Re: Preservation of Guix (PoG) report 2023-03-13

2023-03-22 Thread Ludovic Courtès
Hello!

Timothy Sample  skribis:

[...]

>>> • Subversion support (for TeX-based documentation stuff, I guess)
>>
>> For the interested reader, details for helping in the implementation:
>>
>> https://issues.guix.gnu.org/issue/43442#9
>> https://issues.guix.gnu.org/issue/43442#11
>
> Fantastic.  That looks very promising!
>
>> However, it would ease all the dance if SWH would consider to store and
>> expose NAR hashes on their side.  As discussed here:
>>
>> https://gitlab.softwareheritage.org/swh/meta/-/issues/4538
>
> This would be nice, yes.

Good news is progress is happening on these fronts…

Ludo’.



Re: Preservation of Guix (PoG) report 2023-03-13

2023-03-18 Thread Timothy Sample
Hi Ludo,

Ludovic Courtès  writes:

> Do you think this could be turned into a Guix System service, with an
> eye towards making it run on project infrastructure?
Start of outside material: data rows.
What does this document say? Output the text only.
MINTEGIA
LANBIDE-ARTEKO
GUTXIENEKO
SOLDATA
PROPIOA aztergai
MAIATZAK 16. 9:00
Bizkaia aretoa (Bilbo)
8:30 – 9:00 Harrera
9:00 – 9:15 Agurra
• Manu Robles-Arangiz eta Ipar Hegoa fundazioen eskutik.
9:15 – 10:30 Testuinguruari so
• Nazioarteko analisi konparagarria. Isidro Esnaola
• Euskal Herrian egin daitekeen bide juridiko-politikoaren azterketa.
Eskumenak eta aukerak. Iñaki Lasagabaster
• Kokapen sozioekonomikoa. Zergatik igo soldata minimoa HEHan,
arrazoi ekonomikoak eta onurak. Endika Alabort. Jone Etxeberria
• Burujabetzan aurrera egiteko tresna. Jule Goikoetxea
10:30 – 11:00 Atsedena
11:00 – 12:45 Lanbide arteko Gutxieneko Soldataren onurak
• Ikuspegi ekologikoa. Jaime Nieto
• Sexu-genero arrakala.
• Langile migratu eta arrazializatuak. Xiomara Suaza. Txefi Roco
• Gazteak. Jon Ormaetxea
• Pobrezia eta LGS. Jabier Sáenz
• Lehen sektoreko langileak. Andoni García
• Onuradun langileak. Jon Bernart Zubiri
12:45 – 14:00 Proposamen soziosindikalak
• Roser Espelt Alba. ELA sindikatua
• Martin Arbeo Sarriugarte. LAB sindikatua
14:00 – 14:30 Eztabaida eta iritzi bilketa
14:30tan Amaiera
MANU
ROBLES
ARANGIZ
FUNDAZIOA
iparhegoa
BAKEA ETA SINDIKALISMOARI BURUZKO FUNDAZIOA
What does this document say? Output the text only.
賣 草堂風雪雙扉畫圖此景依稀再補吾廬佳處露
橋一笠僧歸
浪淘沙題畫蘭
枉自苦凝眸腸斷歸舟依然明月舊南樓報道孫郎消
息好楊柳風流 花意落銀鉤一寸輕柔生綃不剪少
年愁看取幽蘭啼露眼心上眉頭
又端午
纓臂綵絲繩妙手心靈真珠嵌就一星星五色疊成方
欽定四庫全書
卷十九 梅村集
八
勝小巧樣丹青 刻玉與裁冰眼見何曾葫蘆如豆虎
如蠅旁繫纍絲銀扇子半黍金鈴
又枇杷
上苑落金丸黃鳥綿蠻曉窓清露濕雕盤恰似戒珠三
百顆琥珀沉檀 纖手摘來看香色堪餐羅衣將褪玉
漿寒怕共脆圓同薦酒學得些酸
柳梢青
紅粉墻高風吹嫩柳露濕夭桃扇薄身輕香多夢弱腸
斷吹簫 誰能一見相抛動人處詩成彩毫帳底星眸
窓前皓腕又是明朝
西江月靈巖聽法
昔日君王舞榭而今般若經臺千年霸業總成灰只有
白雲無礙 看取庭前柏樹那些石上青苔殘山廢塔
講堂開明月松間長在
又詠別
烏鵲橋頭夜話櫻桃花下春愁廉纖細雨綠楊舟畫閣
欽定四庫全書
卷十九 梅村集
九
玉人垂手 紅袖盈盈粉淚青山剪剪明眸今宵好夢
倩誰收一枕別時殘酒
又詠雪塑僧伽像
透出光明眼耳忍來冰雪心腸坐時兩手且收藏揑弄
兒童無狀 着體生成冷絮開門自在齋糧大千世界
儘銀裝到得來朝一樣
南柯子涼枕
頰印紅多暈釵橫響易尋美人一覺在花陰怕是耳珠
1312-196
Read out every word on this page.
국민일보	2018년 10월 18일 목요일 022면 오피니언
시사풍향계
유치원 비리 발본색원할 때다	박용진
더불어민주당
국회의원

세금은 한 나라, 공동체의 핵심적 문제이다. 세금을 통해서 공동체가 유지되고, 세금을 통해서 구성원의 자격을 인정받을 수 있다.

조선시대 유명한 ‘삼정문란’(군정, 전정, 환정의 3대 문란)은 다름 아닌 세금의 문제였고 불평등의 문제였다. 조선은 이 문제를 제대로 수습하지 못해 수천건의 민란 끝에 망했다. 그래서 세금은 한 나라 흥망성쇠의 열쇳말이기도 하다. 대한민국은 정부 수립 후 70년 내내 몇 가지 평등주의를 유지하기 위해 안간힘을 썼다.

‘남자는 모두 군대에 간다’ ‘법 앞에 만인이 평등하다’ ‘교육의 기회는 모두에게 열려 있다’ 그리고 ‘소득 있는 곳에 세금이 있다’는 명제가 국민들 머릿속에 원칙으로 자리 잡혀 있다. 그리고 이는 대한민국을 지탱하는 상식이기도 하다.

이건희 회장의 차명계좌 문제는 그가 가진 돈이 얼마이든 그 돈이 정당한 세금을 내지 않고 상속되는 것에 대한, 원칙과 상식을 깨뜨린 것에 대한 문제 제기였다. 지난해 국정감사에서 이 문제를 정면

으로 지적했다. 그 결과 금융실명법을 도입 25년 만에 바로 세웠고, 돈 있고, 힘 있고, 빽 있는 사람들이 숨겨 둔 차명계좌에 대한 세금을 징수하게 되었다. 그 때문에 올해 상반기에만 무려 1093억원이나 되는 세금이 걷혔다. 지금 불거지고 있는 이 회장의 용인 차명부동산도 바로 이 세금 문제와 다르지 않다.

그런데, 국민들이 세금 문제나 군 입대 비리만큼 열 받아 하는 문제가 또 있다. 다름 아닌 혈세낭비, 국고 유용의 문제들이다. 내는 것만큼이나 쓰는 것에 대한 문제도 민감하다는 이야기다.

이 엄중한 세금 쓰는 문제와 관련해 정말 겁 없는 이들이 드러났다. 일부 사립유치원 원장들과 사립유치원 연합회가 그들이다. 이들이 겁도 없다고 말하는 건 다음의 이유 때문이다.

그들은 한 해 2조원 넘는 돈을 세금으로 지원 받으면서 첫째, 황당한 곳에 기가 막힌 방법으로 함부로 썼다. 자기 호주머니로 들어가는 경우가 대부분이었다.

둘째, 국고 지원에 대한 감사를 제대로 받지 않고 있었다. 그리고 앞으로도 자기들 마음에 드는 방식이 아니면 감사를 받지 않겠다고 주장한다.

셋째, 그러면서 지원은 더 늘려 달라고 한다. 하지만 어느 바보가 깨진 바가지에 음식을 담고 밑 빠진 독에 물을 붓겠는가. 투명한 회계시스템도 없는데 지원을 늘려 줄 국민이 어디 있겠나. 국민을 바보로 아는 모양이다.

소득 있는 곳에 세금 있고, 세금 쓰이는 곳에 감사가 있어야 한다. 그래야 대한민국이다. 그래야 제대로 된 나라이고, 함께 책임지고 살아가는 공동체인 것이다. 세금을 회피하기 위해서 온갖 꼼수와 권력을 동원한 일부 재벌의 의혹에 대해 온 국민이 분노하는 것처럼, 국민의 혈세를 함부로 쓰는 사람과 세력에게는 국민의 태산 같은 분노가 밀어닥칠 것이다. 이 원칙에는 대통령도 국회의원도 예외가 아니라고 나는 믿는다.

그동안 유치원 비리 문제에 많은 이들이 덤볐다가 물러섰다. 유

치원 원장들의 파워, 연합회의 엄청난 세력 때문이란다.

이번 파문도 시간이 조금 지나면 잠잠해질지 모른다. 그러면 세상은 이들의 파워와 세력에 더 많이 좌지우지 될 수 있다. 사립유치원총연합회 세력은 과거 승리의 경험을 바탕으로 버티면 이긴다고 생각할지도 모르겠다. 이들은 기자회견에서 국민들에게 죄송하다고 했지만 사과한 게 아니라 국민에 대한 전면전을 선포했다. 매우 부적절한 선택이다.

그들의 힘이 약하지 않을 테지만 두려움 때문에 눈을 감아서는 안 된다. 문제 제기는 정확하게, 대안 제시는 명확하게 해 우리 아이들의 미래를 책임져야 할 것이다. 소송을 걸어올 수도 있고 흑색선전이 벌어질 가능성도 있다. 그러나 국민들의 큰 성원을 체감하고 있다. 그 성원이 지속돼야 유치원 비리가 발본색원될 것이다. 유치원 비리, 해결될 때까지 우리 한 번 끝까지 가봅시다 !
I need to revisit what you did with Disarchive and Cuirass.  The process
for the PoG report is very similar.  I can’t jump into it right away,
but I agree that it would be better and I hope to work on it eventually.

> Subversion support should probably be high-priority because TeX Live is
> deep down in the dependency graph so if we ever lose it, we’re doomed.

I will start processing Subversion references on my end.  That way, we
will at least know how many of them are in the SWH archive.


-- Tim



Re: Preservation of Guix (PoG) report 2023-03-13

2023-03-18 Thread Timothy Sample
Hey,

Simon Tournier  writes:

> Well, I do not remember if you consider also the ’origin’
> (fixed-outputs) as ’inputs’ or ’patches’.  Do you?

I’m quite confident I’m getting everything.  I’ll describe my approach,
because I’m happy with it.  :)

The Guix package graph exists twice, essentially.  There’s the
high-level representation made up of packages, origins, gexps, etc.
Then, there is the low-level representation which is just derivations.
The high-level representation has nice metadata and makes sense to
humans, while the low-level representation is easy to traverse.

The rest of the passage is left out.